A previous study reported the overexpression of PD-L1 in high-grade neuroendocrine carcinoma of the lung. The tumor mutation burden landscape in LCNETs of the lung was also previously investigated, and the median tumor mutation burden was found to be higher than that in small-cell and non-small-cell lung cancer. According to a previous clinical trial of ICIs, combination treatment of ipilimumab and nivolumab demonstrated a 44% objective response rate in patients with non-pancreatic high-grade NEC, with a 0% objective response rate in cases of low/intermediate grade disease (27). These clinical trial data and other investigation findings were consistent with the present results, so PD1/PD-L1 pathway blockade might be a major treatment target for high-grade NENs.
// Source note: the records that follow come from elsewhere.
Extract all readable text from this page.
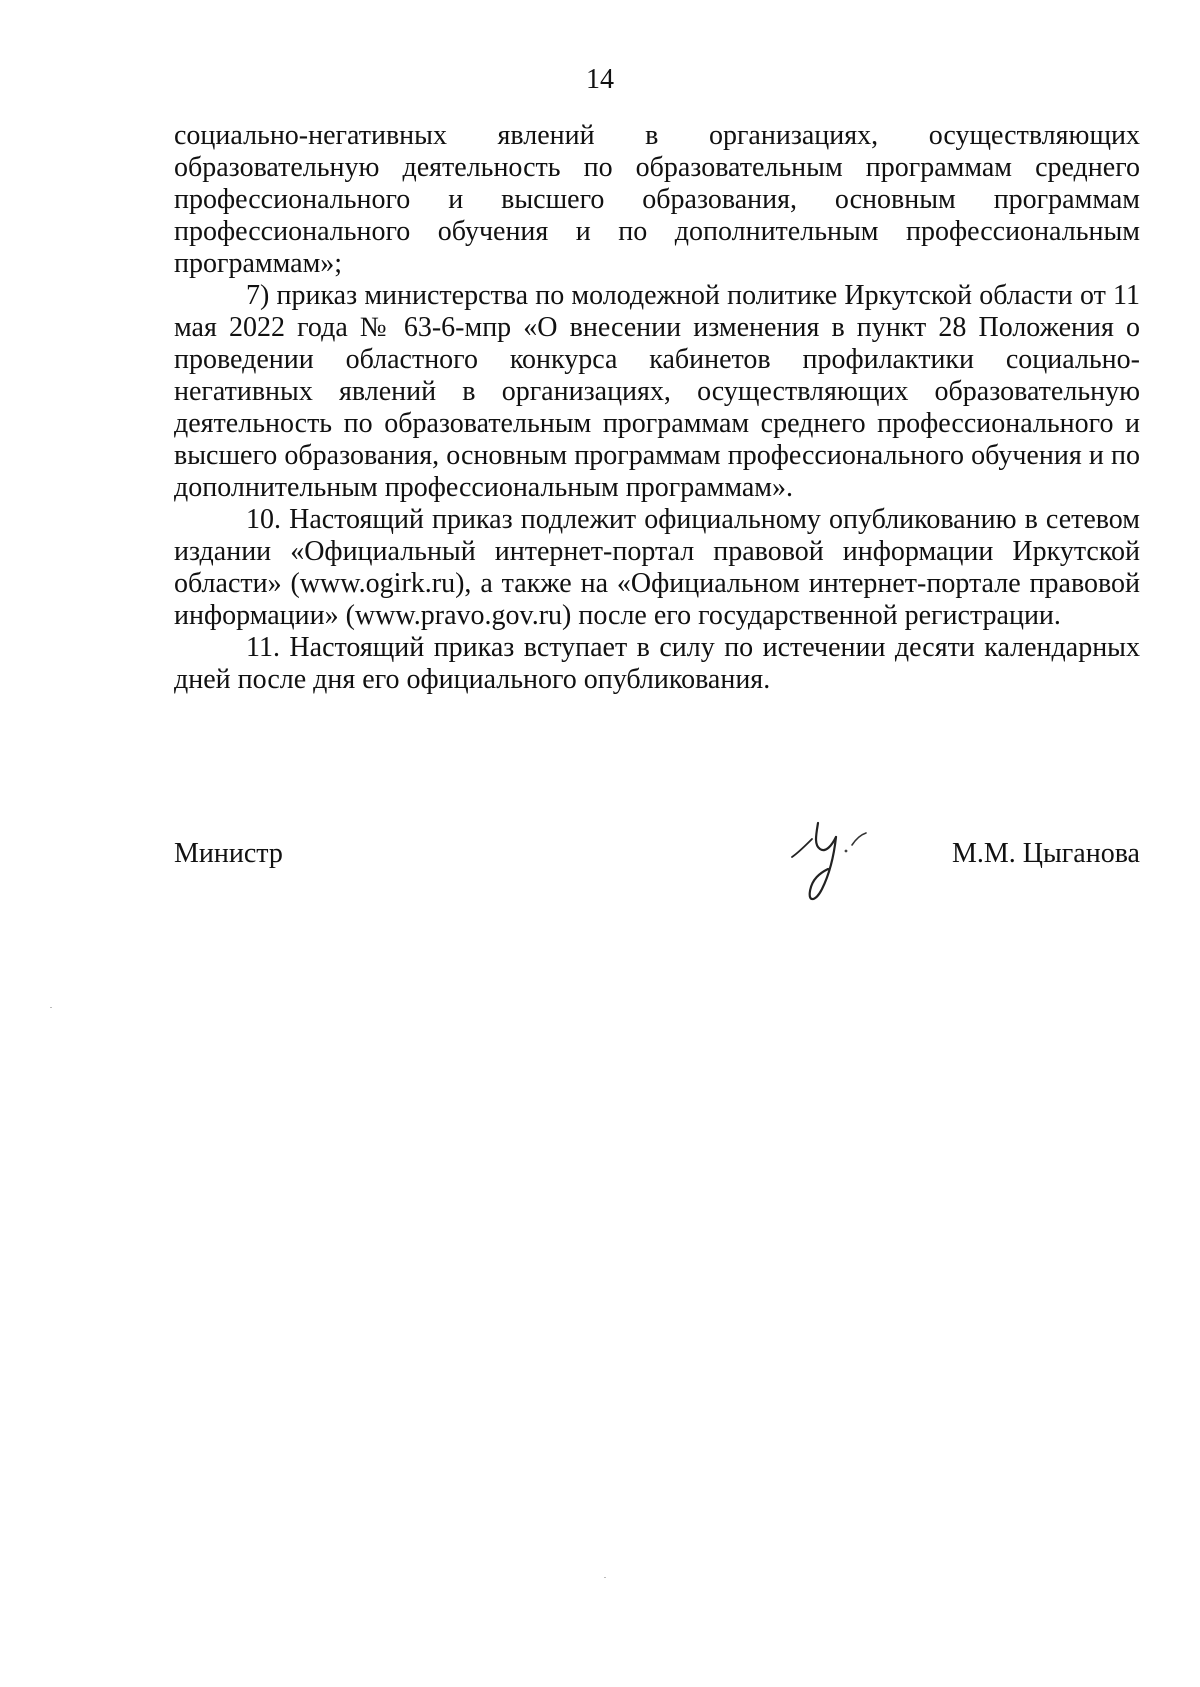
14

социально-негативных явлений в организациях, осуществляющих образовательную деятельность по образовательным программам среднего профессионального и высшего образования, основным программам профессионального обучения и по дополнительным профессиональным программам»;

7) приказ министерства по молодежной политике Иркутской области от 11 мая 2022 года № 63-6-мпр «О внесении изменения в пункт 28 Положения о проведении областного конкурса кабинетов профилактики социально-негативных явлений в организациях, осуществляющих образовательную деятельность по образовательным программам среднего профессионального и высшего образования, основным программам профессионального обучения и по дополнительным профессиональным программам».

10. Настоящий приказ подлежит официальному опубликованию в сетевом издании «Официальный интернет-портал правовой информации Иркутской области» (www.ogirk.ru), а также на «Официальном интернет-портале правовой информации» (www.pravo.gov.ru) после его государственной регистрации.

11. Настоящий приказ вступает в силу по истечении десяти календарных дней после дня его официального опубликования.

Министр	М.М. Цыганова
First-line PD-L1 monoclonal antibody atezolizumab plus chemotherapy in extensive-stage small-cell lung cancer resulted in a significantly longer overall survival and progression-free survival than chemotherapy alone (28). The addition of duravalumab to the platinum-etoposide chemotherapy also improved the overall survival in patients with extensive-stage small-cell lung cancer (29). Combination treatment of cytotoxic agents and ICIs may also be effective for treating high-grade NENs, so a clinical trial is expected in the future.
Several limitations associated with the present study warrant mention. First, the sample size was too small to draw general conclusions, and there were no NET Grade 3 cases. High-grade NET was thus equivalent to NEC in this study. Second, we only investigated MMR deficiency by immunostaining and did not evaluate the mRNA levels of the microsatellite domain itself. This method might be insufficient for an accurate MSI analysis. Third, some data were derived from metastatic lesions, which might have different immunological activities from primary lesions. Finally, the PD1 and/or PD-L1 expression is not currently used as a biomarker for predicting the therapeutic effect of PD1 and PD-L1 antibodies on NENs, and the clinical impact may be low with respect to NENs.
In conclusion, all cases of NENs expressed MMR proteins, indicating no MSI-high cases. However, PD-L1 was frequently expressed in NENs, and abundant TILs were identified around the tumor, especially in high-grade and PD-L1-positive NENs. Our findings suggest that a PD1/PD-L1 inhibitor may be an important treatment agent for unresectable high-grade and PD-L1-positive NENs.
The authors state that they have no Conflict of Interest (COI).